Pensioni di invalidità: gli aumenti da novembre
Dal 1 novembre, le pensioni per invalidi civili totali passano da 286,81 a 651,51 euro (per 13 mensilità). Il nuovo trattamento è esteso a tutti gli invalidi civili 100%, dai 18 anni ai 60 anni, senza attendere il compimento del 60° anno di età.
L’incremento delle pensioni agli invalidi civili totali, ciechi assoluti e sordi sarà riconosciuto d’ufficio.

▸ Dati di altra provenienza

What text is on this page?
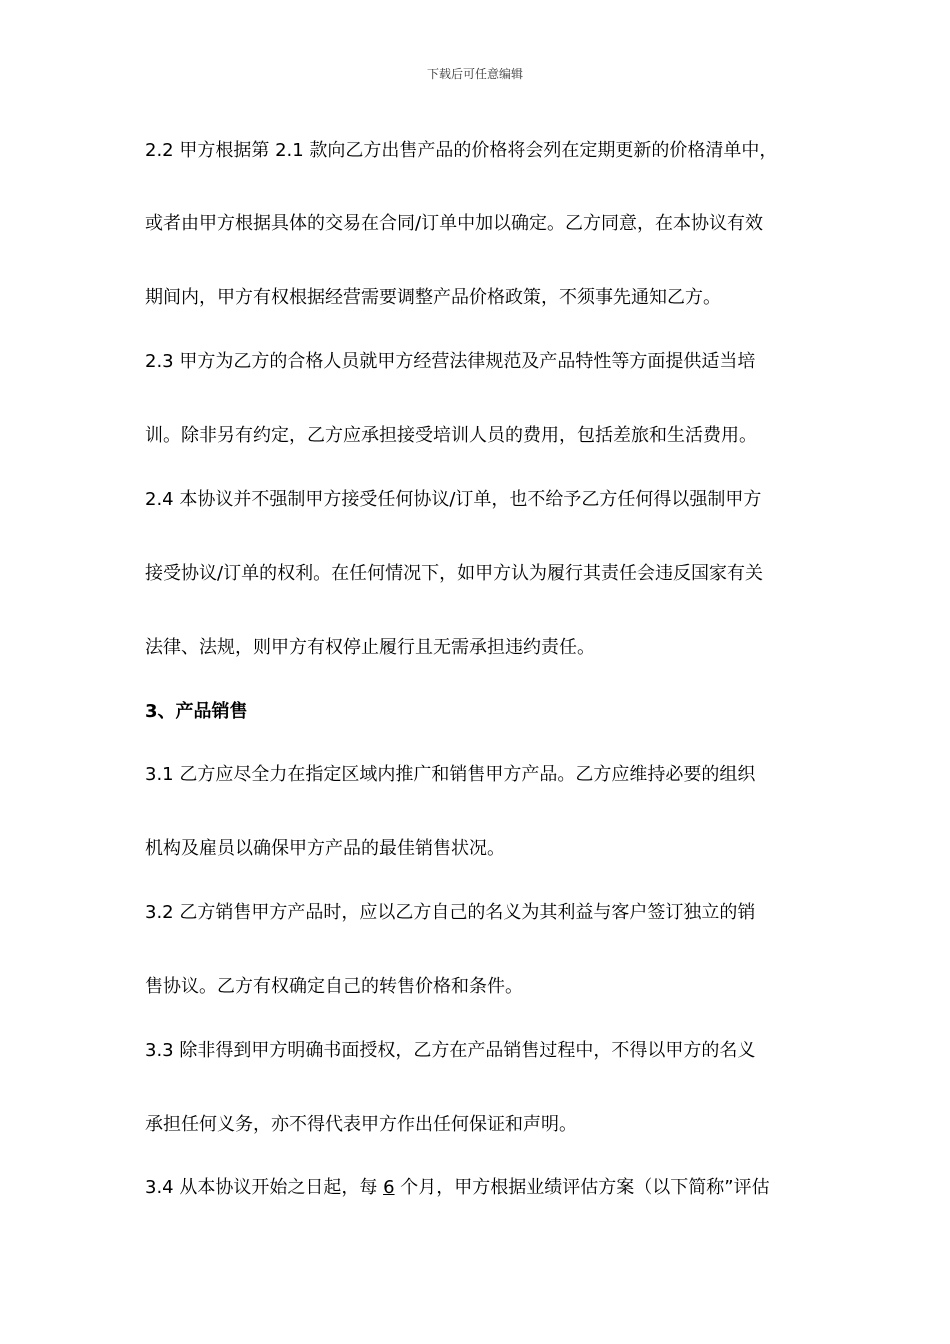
下载后可任意编辑
2.2 甲方根据第 2.1 款向乙方出售产品的价格将会列在定期更新的价格清单中，
或者由甲方根据具体的交易在合同/订单中加以确定。乙方同意，在本协议有效
期间内，甲方有权根据经营需要调整产品价格政策，不须事先通知乙方。
2.3 甲方为乙方的合格人员就甲方经营法律规范及产品特性等方面提供适当培
训。除非另有约定，乙方应承担接受培训人员的费用，包括差旅和生活费用。
2.4 本协议并不强制甲方接受任何协议/订单，也不给予乙方任何得以强制甲方
接受协议/订单的权利。在任何情况下，如甲方认为履行其责任会违反国家有关
法律、法规，则甲方有权停止履行且无需承担违约责任。
3、产品销售
3.1 乙方应尽全力在指定区域内推广和销售甲方产品。乙方应维持必要的组织
机构及雇员以确保甲方产品的最佳销售状况。
3.2 乙方销售甲方产品时，应以乙方自己的名义为其利益与客户签订独立的销
售协议。乙方有权确定自己的转售价格和条件。
3.3 除非得到甲方明确书面授权，乙方在产品销售过程中，不得以甲方的名义
承担任何义务，亦不得代表甲方作出任何保证和声明。
3.4 从本协议开始之日起，每 6 个月，甲方根据业绩评估方案（以下简称”评估
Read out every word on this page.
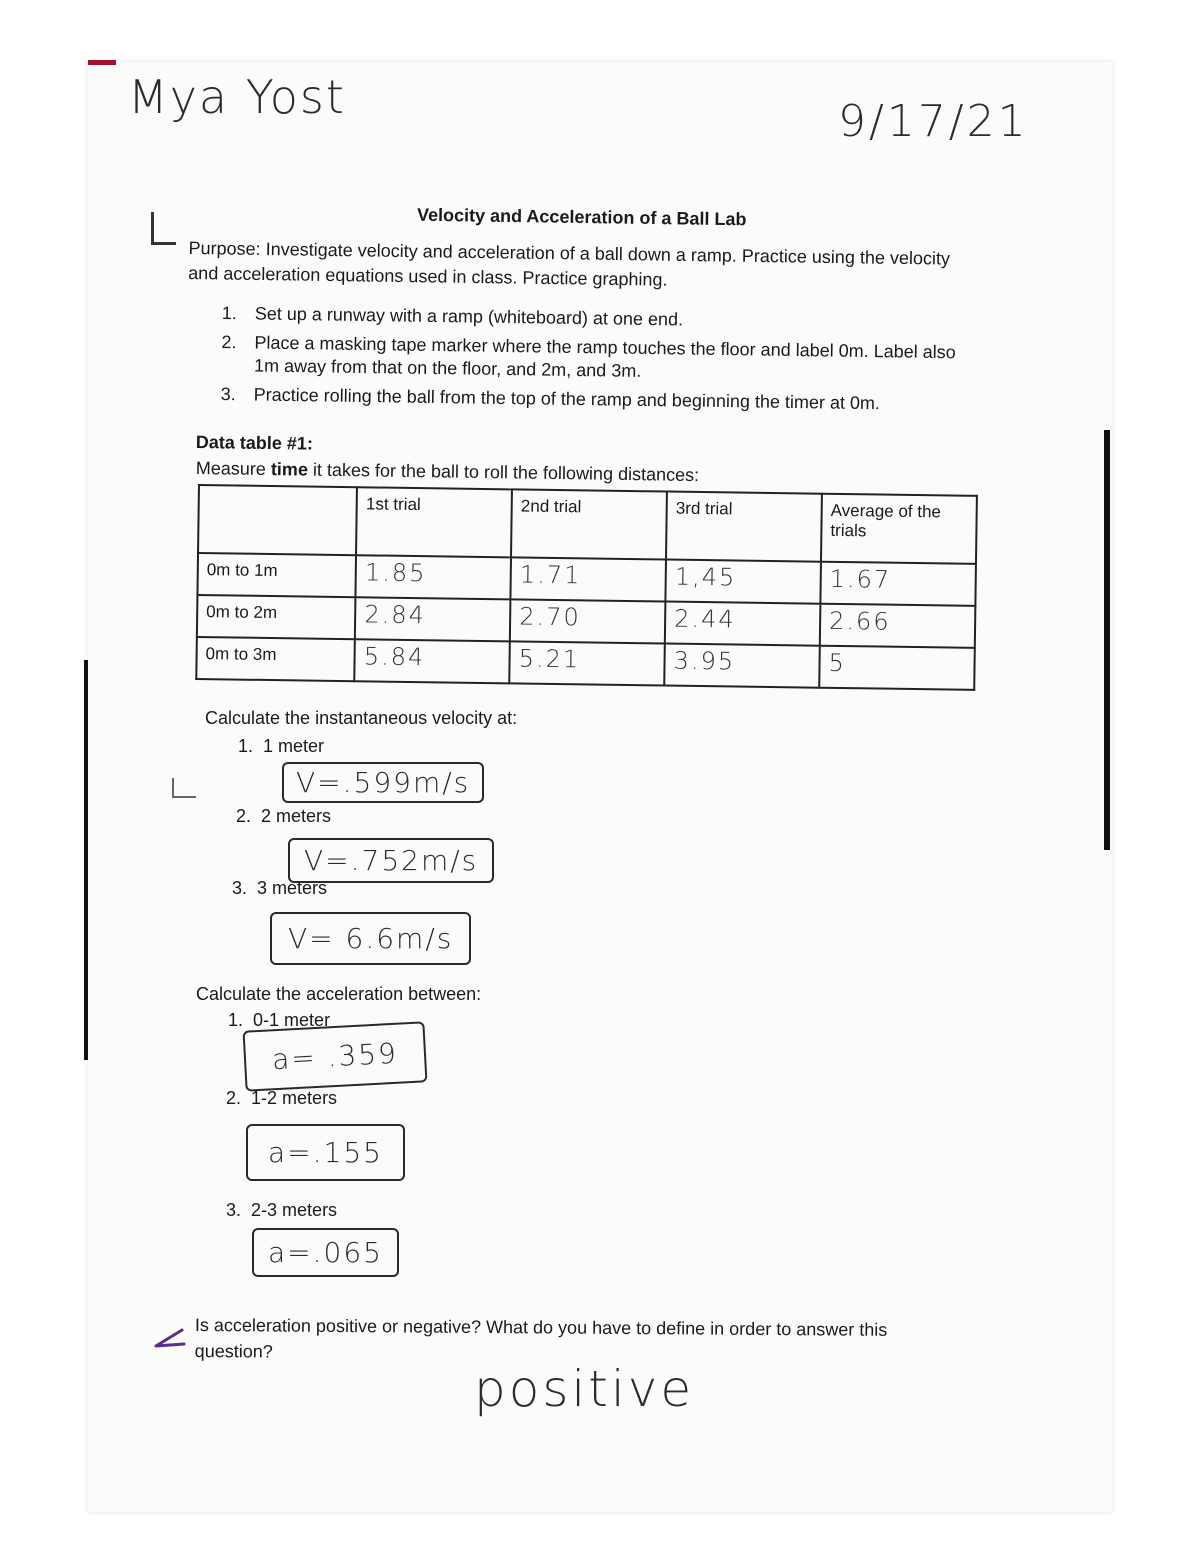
Mya Yost	9/17/21
Velocity and Acceleration of a Ball Lab
Purpose: Investigate velocity and acceleration of a ball down a ramp. Practice using the velocity and acceleration equations used in class. Practice graphing.
1. Set up a runway with a ramp (whiteboard) at one end.
2. Place a masking tape marker where the ramp touches the floor and label 0m. Label also 1m away from that on the floor, and 2m, and 3m.
3. Practice rolling the ball from the top of the ramp and beginning the timer at 0m.
Data table #1:
Measure time it takes for the ball to roll the following distances:
	1st trial	2nd trial	3rd trial	Average of the trials
0m to 1m	1.85	1.71	1,45	1.67
0m to 2m	2.84	2.70	2.44	2.66
0m to 3m	5.84	5.21	3.95	5
Calculate the instantaneous velocity at:
1. 1 meter
V=.599m/s
2. 2 meters
V=.752m/s
3. 3 meters
V= 6.6m/s
Calculate the acceleration between:
1. 0-1 meter
a= .359
2. 1-2 meters
a=.155
3. 2-3 meters
a=.065
Is acceleration positive or negative? What do you have to define in order to answer this question?
positive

La persona invalida, già beneficiaria di assegno pensionistico, non dovrà quindi fare nulla.
L’aumento si rivolge a quei soggetti per i quali la Corte Costituzionale aveva stabilito l’illegittimità dell’importo della pensione di invalidità, in quanto ritenuto inadeguato a soddisfare le più elementari esigenze di vita di carattere quotidiano.
L’Inps sta predisponendo i pagamenti agli aventi diritto a partire dall’elaborazione del cedolino pensione del 2 novembre 2020.
Pensione di invalidità, gli arretrati
Nella circolare è spiegato che, a seguito della sentenza della Corte Costituzionale dello scorso mese di giugno e del successivo intervento del governo, sarà riconosciuta la dovuta maggiorazione economica. La decorrenza è il 20 luglio 2020, pertanto verranno corrisposti anche gli arretrati a partire da quella data: si tratterebbe di un assegno una tantum di circa 2mila euro.
Gli aumenti – precisa l’Inps – riguardano solo gli invalidi al 100%, compresi ciechi e sordomuti, che hanno un’età compresa fra i 18 e 59 anni, esclusi in precedenza dalla normativa.
Rimangono fuori anche gli invalidi civili parziali e gli invalidi civili totali con redditi superiori a una certa soglia riportata nella circolare. Per gli invalidi con età pari o superiore a 60 anni, gli aumenti sono già previsti dalla normativa vigente.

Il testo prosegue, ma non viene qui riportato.